The important beneficial effects of combining the properties of NO with those of anti-inflammatory drugs have been further confirmed by our recent study where the combination of the NO donor isosorbide dinitrate (ISDN) and ibuprofen showed better therapeutic effects than ISDN or ibuprofen alone in the α-SG-null mouse model [18]. However, an impressive effect of NCX 320 which was not observed to such marked efficacy with the combination ISDN plus ibuprofen was the capacity to preserve satellite cell number and function, an important action in therapeutic perspective. Consequently, NCX 320 showed a better resistance to fatigue compared to the combination.
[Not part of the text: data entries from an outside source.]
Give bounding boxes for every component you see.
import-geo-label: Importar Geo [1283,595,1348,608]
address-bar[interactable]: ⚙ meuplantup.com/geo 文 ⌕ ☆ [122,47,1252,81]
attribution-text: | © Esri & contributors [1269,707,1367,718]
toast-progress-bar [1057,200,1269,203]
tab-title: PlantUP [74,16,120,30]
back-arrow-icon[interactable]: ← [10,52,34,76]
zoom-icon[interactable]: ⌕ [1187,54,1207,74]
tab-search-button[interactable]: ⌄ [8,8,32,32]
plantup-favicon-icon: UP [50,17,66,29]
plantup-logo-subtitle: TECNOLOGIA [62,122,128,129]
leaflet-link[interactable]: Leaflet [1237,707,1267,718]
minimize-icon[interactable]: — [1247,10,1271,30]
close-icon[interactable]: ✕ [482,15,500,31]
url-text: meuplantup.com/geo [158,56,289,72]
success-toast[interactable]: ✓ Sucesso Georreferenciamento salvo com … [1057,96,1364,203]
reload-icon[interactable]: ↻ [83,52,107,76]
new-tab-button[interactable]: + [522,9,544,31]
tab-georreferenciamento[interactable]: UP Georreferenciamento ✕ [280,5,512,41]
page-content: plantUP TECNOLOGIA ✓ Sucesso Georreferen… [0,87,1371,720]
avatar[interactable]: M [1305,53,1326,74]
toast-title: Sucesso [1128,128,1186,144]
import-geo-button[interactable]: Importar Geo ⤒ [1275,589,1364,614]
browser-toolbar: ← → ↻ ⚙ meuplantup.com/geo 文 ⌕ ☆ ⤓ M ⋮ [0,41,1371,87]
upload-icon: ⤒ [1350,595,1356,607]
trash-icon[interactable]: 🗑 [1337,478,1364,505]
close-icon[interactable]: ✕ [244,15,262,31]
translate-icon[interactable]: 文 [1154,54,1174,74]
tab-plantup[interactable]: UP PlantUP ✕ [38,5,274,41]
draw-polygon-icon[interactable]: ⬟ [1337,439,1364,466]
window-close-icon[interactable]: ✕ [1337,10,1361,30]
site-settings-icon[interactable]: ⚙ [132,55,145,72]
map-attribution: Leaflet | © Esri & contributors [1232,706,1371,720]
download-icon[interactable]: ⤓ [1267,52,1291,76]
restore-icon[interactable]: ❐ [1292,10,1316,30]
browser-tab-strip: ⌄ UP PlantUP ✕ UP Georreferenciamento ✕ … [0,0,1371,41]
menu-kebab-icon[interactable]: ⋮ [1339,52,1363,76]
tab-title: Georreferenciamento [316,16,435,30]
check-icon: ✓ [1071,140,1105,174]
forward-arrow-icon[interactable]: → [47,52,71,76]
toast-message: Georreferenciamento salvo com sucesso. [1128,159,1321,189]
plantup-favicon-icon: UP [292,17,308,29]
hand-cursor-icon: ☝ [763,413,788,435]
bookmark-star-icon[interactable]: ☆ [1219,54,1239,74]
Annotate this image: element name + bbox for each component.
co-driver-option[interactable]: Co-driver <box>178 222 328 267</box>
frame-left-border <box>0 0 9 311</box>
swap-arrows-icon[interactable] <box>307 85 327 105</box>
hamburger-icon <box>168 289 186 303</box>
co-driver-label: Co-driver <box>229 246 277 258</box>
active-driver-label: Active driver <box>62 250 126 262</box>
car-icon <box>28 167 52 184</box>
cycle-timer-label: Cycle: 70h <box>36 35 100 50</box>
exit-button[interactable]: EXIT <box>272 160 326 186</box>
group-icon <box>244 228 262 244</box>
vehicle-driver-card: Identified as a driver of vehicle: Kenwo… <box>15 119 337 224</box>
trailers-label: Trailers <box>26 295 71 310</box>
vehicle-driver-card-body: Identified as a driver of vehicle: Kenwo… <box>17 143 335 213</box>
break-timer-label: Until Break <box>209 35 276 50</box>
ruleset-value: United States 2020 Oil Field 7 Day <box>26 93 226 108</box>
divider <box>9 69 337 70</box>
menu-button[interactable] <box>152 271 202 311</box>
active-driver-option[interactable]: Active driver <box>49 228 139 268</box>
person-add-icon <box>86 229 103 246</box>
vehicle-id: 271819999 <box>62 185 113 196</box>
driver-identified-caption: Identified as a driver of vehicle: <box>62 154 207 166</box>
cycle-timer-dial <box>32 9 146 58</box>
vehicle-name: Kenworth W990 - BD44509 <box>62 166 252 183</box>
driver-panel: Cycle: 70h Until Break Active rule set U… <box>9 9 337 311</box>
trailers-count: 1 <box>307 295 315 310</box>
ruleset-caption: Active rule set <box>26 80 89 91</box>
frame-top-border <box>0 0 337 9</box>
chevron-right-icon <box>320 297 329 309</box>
For all the reasons mentioned above we think that NCX 320 and other compounds in the same class are an attractive promising therapy for patients affected by muscular dystrophies.

Conclusion

NCX 320 showed significant and persistent therapeutic effects preserving muscle function, reducing necrosis of fibres and inflammatory reaction and maintaining regeneration capacity of muscle. These data further confirm that NO donation together with anti-inflammatory activity improves pathological markers and locomotor function in a reference model. Given the well-established and wide use of ibuprofen, these findings indicate a path forward for the development of new potential effective agent for treatment of muscular dystrophy.